In his 2010 study Atomic Accomplice, investigative reporter Paul McKay notes that Canadian uranium has for almost 70 years fired the nuclear arsenals of the U.S., UK, Russia, France, India, Israel and Pakistan. McKay points out that annual Canadian uranium exports create enough spent fuel by-products (including plutonium) to build 5,000 nuclear warheads.
While Canadian officials plead that they are in compliance with the Nuclear Non-Proliferation Treaty (NPT) because our exports are only intended for peaceful purposes, India and Pakistan (as well as Israel and North Korea) are not signatories to the treaty.
The Canadian Nuclear Safety Commission also maintains nuclear agreements with some 42 nations, aimed at “assurances that exports are properly protected, safely handled and used for peaceful purposes.”
But the Joint Federal-Provincial Panel on Uranium Mining Developments in Northern Saskatchewan concluded as far back as 1993 that “no proven method exists for preventing incorporation of Canadian uranium into military applications.”
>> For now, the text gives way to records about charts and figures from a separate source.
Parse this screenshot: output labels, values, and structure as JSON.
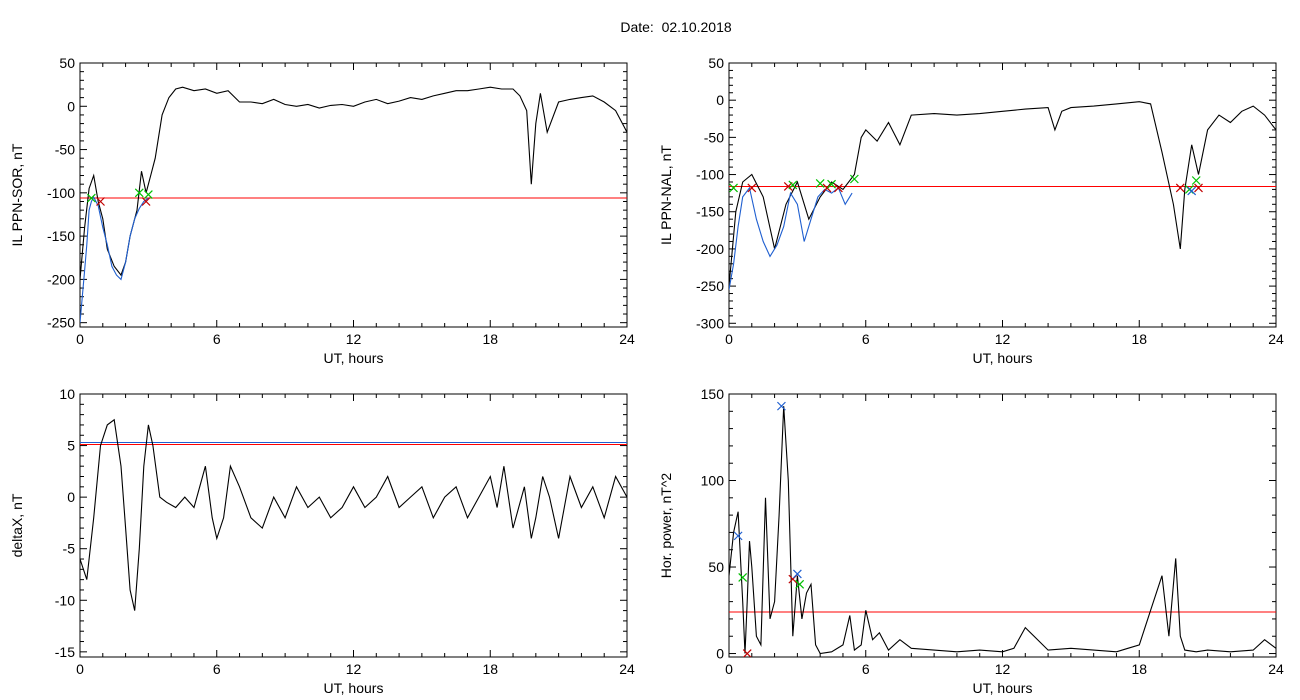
{
  "header": {
    "title": "Date:  02.10.2018"
  },
  "chart_data": [
    {
      "type": "line",
      "ylabel": "IL PPN-SOR, nT",
      "xlabel": "UT, hours",
      "xlim": [
        0,
        24
      ],
      "ylim": [
        -255,
        50
      ],
      "xticks": [
        0,
        6,
        12,
        18,
        24
      ],
      "yticks": [
        -250,
        -200,
        -150,
        -100,
        -50,
        0,
        50
      ],
      "threshold": {
        "value": -106,
        "color": "#ff0000"
      },
      "series": [
        {
          "color": "#000000",
          "x": [
            0,
            0.2,
            0.4,
            0.6,
            0.8,
            1.0,
            1.2,
            1.5,
            1.8,
            2.0,
            2.2,
            2.5,
            2.7,
            2.9,
            3.1,
            3.3,
            3.6,
            3.9,
            4.2,
            4.5,
            5,
            5.5,
            6,
            6.5,
            7,
            7.5,
            8,
            8.5,
            9,
            9.5,
            10,
            10.5,
            11,
            11.5,
            12,
            12.5,
            13,
            13.5,
            14,
            14.5,
            15,
            15.5,
            16,
            16.5,
            17,
            17.5,
            18,
            18.5,
            19,
            19.3,
            19.6,
            19.8,
            20.0,
            20.2,
            20.5,
            21,
            21.5,
            22,
            22.5,
            23,
            23.5,
            24
          ],
          "y": [
            -200,
            -140,
            -95,
            -80,
            -110,
            -130,
            -165,
            -185,
            -195,
            -180,
            -150,
            -120,
            -75,
            -100,
            -80,
            -60,
            -10,
            10,
            20,
            22,
            18,
            20,
            15,
            18,
            5,
            5,
            3,
            8,
            2,
            0,
            2,
            -2,
            1,
            2,
            0,
            5,
            8,
            3,
            6,
            10,
            8,
            12,
            15,
            18,
            18,
            20,
            22,
            20,
            20,
            12,
            -5,
            -90,
            -20,
            15,
            -30,
            5,
            8,
            10,
            12,
            5,
            -5,
            -30
          ]
        },
        {
          "color": "#1f5fd0",
          "x": [
            0,
            0.1,
            0.2,
            0.3,
            0.4,
            0.5,
            0.6,
            0.8,
            1.0,
            1.2,
            1.4,
            1.6,
            1.8,
            2.0,
            2.2,
            2.4,
            2.6,
            2.8,
            3.0
          ],
          "y": [
            -250,
            -220,
            -190,
            -160,
            -120,
            -110,
            -105,
            -115,
            -140,
            -160,
            -185,
            -195,
            -200,
            -180,
            -150,
            -130,
            -118,
            -110,
            -106
          ]
        }
      ],
      "markers": [
        {
          "x": 0.5,
          "y": -106,
          "color": "#00c000"
        },
        {
          "x": 0.9,
          "y": -110,
          "color": "#c00000"
        },
        {
          "x": 2.6,
          "y": -100,
          "color": "#00c000"
        },
        {
          "x": 2.9,
          "y": -110,
          "color": "#c00000"
        },
        {
          "x": 3.0,
          "y": -102,
          "color": "#00c000"
        }
      ]
    },
    {
      "type": "line",
      "ylabel": "IL PPN-NAL, nT",
      "xlabel": "UT, hours",
      "xlim": [
        0,
        24
      ],
      "ylim": [
        -305,
        50
      ],
      "xticks": [
        0,
        6,
        12,
        18,
        24
      ],
      "yticks": [
        -300,
        -250,
        -200,
        -150,
        -100,
        -50,
        0,
        50
      ],
      "threshold": {
        "value": -116,
        "color": "#ff0000"
      },
      "series": [
        {
          "color": "#000000",
          "x": [
            0,
            0.3,
            0.6,
            1,
            1.5,
            2,
            2.5,
            3,
            3.5,
            4,
            4.5,
            5,
            5.5,
            5.8,
            6,
            6.5,
            7,
            7.5,
            8,
            9,
            10,
            11,
            12,
            13,
            14,
            14.3,
            14.6,
            15,
            16,
            17,
            18,
            18.5,
            19,
            19.5,
            19.8,
            20,
            20.3,
            20.6,
            21,
            21.5,
            22,
            22.5,
            23,
            23.5,
            24
          ],
          "y": [
            -250,
            -150,
            -110,
            -100,
            -130,
            -200,
            -140,
            -110,
            -160,
            -130,
            -110,
            -120,
            -100,
            -50,
            -40,
            -55,
            -30,
            -60,
            -20,
            -18,
            -20,
            -18,
            -15,
            -12,
            -10,
            -40,
            -15,
            -10,
            -8,
            -5,
            -2,
            -5,
            -70,
            -140,
            -200,
            -120,
            -60,
            -100,
            -40,
            -20,
            -30,
            -15,
            -8,
            -20,
            -40
          ]
        },
        {
          "color": "#1f5fd0",
          "x": [
            0,
            0.2,
            0.4,
            0.6,
            0.9,
            1.2,
            1.5,
            1.8,
            2.1,
            2.4,
            2.7,
            3.0,
            3.3,
            3.6,
            3.9,
            4.2,
            4.5,
            4.8,
            5.1,
            5.4
          ],
          "y": [
            -255,
            -220,
            -170,
            -130,
            -118,
            -160,
            -190,
            -210,
            -195,
            -170,
            -125,
            -140,
            -190,
            -160,
            -130,
            -120,
            -125,
            -118,
            -140,
            -125
          ]
        }
      ],
      "markers": [
        {
          "x": 0.2,
          "y": -118,
          "color": "#00c000"
        },
        {
          "x": 1.0,
          "y": -118,
          "color": "#c00000"
        },
        {
          "x": 2.6,
          "y": -116,
          "color": "#c00000"
        },
        {
          "x": 2.8,
          "y": -114,
          "color": "#00c000"
        },
        {
          "x": 4.0,
          "y": -112,
          "color": "#00c000"
        },
        {
          "x": 4.3,
          "y": -118,
          "color": "#c00000"
        },
        {
          "x": 4.5,
          "y": -113,
          "color": "#00c000"
        },
        {
          "x": 4.8,
          "y": -118,
          "color": "#c00000"
        },
        {
          "x": 5.5,
          "y": -106,
          "color": "#00c000"
        },
        {
          "x": 19.8,
          "y": -118,
          "color": "#c00000"
        },
        {
          "x": 20.2,
          "y": -120,
          "color": "#00c000"
        },
        {
          "x": 20.3,
          "y": -122,
          "color": "#1f5fd0"
        },
        {
          "x": 20.5,
          "y": -108,
          "color": "#00c000"
        },
        {
          "x": 20.6,
          "y": -118,
          "color": "#c00000"
        }
      ]
    },
    {
      "type": "line",
      "ylabel": "deltaX, nT",
      "xlabel": "UT, hours",
      "xlim": [
        0,
        24
      ],
      "ylim": [
        -15.5,
        10
      ],
      "xticks": [
        0,
        6,
        12,
        18,
        24
      ],
      "yticks": [
        -15,
        -10,
        -5,
        0,
        5,
        10
      ],
      "thresholds": [
        {
          "value": 5.3,
          "color": "#1f5fd0"
        },
        {
          "value": 5.1,
          "color": "#ff0000"
        }
      ],
      "series": [
        {
          "color": "#000000",
          "x": [
            0,
            0.3,
            0.6,
            0.9,
            1.2,
            1.5,
            1.8,
            2.0,
            2.2,
            2.4,
            2.6,
            2.8,
            3.0,
            3.2,
            3.5,
            3.8,
            4.2,
            4.6,
            5,
            5.5,
            5.8,
            6,
            6.3,
            6.6,
            7,
            7.5,
            8,
            8.5,
            9,
            9.5,
            10,
            10.5,
            11,
            11.5,
            12,
            12.5,
            13,
            13.5,
            14,
            14.5,
            15,
            15.5,
            16,
            16.5,
            17,
            17.5,
            18,
            18.3,
            18.6,
            19,
            19.5,
            19.8,
            20,
            20.3,
            20.6,
            21,
            21.5,
            22,
            22.5,
            23,
            23.5,
            24
          ],
          "y": [
            -6,
            -8,
            -2,
            5,
            7,
            7.5,
            3,
            -3,
            -9,
            -11,
            -5,
            3,
            7,
            5,
            0,
            -0.5,
            -1,
            0,
            -1,
            3,
            -2,
            -4,
            -2,
            3,
            1,
            -2,
            -3,
            0,
            -2,
            1,
            -1,
            0,
            -2,
            -1,
            1,
            -1,
            0,
            2,
            -1,
            0,
            1,
            -2,
            0,
            1,
            -2,
            0,
            2,
            -1,
            3,
            -3,
            1,
            -4,
            -2,
            2,
            0,
            -4,
            2,
            -1,
            1,
            -2,
            2,
            0
          ]
        }
      ],
      "markers": []
    },
    {
      "type": "line",
      "ylabel": "Hor. power, nT^2",
      "xlabel": "UT, hours",
      "xlim": [
        0,
        24
      ],
      "ylim": [
        -2,
        150
      ],
      "xticks": [
        0,
        6,
        12,
        18,
        24
      ],
      "yticks": [
        0,
        50,
        100,
        150
      ],
      "threshold": {
        "value": 24,
        "color": "#ff0000"
      },
      "series": [
        {
          "color": "#000000",
          "x": [
            0,
            0.2,
            0.4,
            0.6,
            0.7,
            0.8,
            0.9,
            1.0,
            1.2,
            1.4,
            1.6,
            1.8,
            2.0,
            2.2,
            2.4,
            2.6,
            2.8,
            3.0,
            3.2,
            3.4,
            3.6,
            3.8,
            4.0,
            4.5,
            5,
            5.3,
            5.5,
            5.8,
            6,
            6.3,
            6.6,
            7,
            7.5,
            8,
            9,
            10,
            11,
            12,
            12.5,
            13,
            14,
            15,
            16,
            17,
            17.5,
            18,
            18.5,
            19,
            19.3,
            19.6,
            19.8,
            20,
            20.5,
            21,
            22,
            23,
            23.5,
            24
          ],
          "y": [
            45,
            70,
            82,
            30,
            0,
            30,
            65,
            50,
            10,
            5,
            90,
            20,
            30,
            80,
            143,
            100,
            10,
            45,
            20,
            35,
            40,
            5,
            0,
            1,
            5,
            22,
            2,
            5,
            25,
            8,
            12,
            2,
            8,
            3,
            2,
            1,
            2,
            1,
            3,
            15,
            2,
            3,
            2,
            1,
            3,
            5,
            25,
            45,
            10,
            55,
            10,
            2,
            1,
            2,
            1,
            2,
            8,
            3
          ]
        }
      ],
      "markers": [
        {
          "x": 0.4,
          "y": 68,
          "color": "#1f5fd0"
        },
        {
          "x": 0.6,
          "y": 44,
          "color": "#00c000"
        },
        {
          "x": 0.8,
          "y": 0,
          "color": "#c00000"
        },
        {
          "x": 2.3,
          "y": 143,
          "color": "#1f5fd0"
        },
        {
          "x": 2.8,
          "y": 43,
          "color": "#c00000"
        },
        {
          "x": 3.0,
          "y": 46,
          "color": "#1f5fd0"
        },
        {
          "x": 3.1,
          "y": 40,
          "color": "#00c000"
        }
      ]
    }
  ]
}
In fact, Canada’s long history of uranium mining and exports goes back to the World War II Manhattan Project. Canadian uranium and plutonium were used to incinerate Hiroshima and Nagasaki.
As Edwards wryly asks, “Every country in the world that mines uranium says it’s for peaceful purposes, so where the heck did all the bombs come from?”
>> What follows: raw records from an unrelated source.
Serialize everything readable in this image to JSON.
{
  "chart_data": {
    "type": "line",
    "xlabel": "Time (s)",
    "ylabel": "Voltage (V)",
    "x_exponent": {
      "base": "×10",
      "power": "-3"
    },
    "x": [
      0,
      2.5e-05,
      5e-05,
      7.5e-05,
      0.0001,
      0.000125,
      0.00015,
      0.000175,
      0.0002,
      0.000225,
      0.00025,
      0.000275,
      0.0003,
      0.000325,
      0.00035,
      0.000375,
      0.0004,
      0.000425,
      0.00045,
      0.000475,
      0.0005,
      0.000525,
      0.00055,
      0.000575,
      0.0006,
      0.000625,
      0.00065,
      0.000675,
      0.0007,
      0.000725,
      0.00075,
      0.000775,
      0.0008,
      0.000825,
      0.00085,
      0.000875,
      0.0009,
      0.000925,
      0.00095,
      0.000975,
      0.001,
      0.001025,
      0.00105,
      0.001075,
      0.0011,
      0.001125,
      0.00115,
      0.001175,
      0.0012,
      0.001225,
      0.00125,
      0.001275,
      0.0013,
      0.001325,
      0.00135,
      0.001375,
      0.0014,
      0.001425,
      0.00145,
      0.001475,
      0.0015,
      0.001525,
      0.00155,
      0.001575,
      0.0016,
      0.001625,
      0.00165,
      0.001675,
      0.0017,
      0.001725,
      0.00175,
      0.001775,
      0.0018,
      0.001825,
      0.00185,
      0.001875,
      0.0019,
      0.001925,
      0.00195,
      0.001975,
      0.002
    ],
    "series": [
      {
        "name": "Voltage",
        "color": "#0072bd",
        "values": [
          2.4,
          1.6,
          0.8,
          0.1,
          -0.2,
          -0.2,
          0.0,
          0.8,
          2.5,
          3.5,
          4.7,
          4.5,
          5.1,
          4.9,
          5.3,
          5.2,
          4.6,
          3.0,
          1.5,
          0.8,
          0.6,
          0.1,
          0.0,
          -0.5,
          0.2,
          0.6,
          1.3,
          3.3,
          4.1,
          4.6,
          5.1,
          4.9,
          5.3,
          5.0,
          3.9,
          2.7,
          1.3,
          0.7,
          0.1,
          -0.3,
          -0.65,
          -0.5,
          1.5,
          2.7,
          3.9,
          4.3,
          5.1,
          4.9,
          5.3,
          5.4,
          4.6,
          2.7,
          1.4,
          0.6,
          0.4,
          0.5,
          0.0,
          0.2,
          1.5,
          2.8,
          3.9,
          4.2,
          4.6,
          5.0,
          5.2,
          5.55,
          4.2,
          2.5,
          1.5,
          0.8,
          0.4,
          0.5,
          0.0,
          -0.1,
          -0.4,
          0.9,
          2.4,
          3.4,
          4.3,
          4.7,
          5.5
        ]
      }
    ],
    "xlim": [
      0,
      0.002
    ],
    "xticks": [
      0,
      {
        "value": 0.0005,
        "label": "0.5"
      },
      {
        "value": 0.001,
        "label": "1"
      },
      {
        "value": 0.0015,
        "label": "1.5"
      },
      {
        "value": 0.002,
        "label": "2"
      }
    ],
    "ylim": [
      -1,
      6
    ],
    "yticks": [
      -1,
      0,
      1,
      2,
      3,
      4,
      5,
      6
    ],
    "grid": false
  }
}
While the world’s leading nuclear weapons nations ironically decry proliferation and agonize over Iran’s nuclear program, the malevolent legacies of the nuclear weapons fuel cycle are felt closer to home in the indigenous territories under which most of the uranium is found.
Candyce Paul of the Saskatchewan English River First Nation says one in seven people in her community suffer from cancer, the radioactive legacy of decades of uranium mining and waste that has contaminated food, air and water over a large section of Dene territory.
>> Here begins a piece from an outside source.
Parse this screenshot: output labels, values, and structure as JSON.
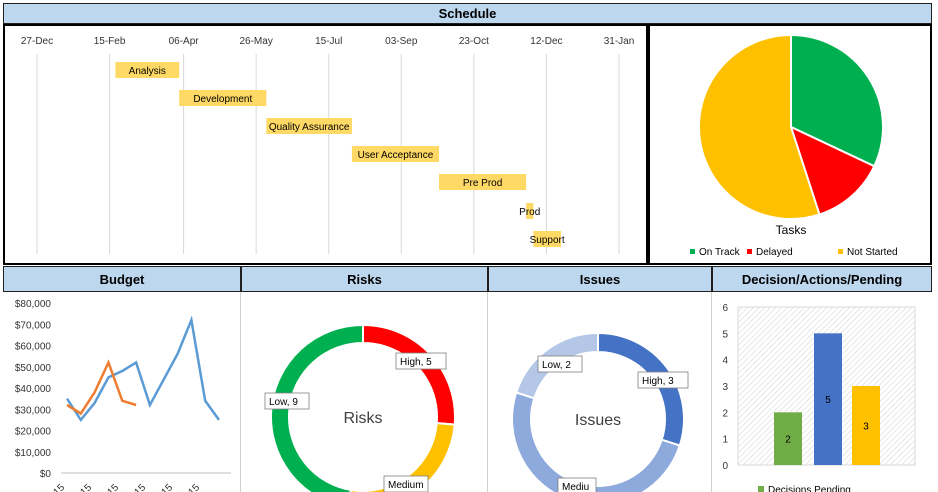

Paul and groups like the Committee for Future Generations spend countless hours testifying before the Canadian Nuclear Safety Commission, protesting at Cameco offices and lobbying federal and provincial governments that have failed to begin the cleanup of some of the province’s very first uranium mines.
As Saskatchewan continues to expand uranium mining – Paul says some 2,600 new mining permits have been issued – the impact on indigenous communities is divisive and stressful.
“We’re challenged on a daily basis here,” Paul says. “If you look at the maps of northern Saskatchewan, our entire territory is inundated. As usual, we are not being consulted properly. A lot of people are being taken advantage of.”
Paul says mining companies ingratiate themselves with communities by promising jobs and investment, signing confidentiality agreements with a minority of local leaders without fully explaining the negative impacts.
She scoffs at a nuke sector that’s arrived at the Paris climate talks to promote itself as a green alternative, part of a major PR campaign for an industry in a tailspin since the 2011 Fukushima meltdown in Japan (where plant owner TEPCO also receives Canadian uranium). Meanwhile, Wall, who’s part of the Canadian delegation at COP21 in Paris, is emerging as a lone dissenting voice on the need for a climate treaty, arguing that western Canada’s economy should remain the primary concern.
The new federal government has yet to make any definitive statement with respect to nuclear non-proliferation. However, on November 2, a United Nations General Assembly resolution, The Humanitarian Pledge For The Prohibition And Elimination Of Nuclear Weapons, received the support of 128 nations. Canada was one of 28 nations to vote no.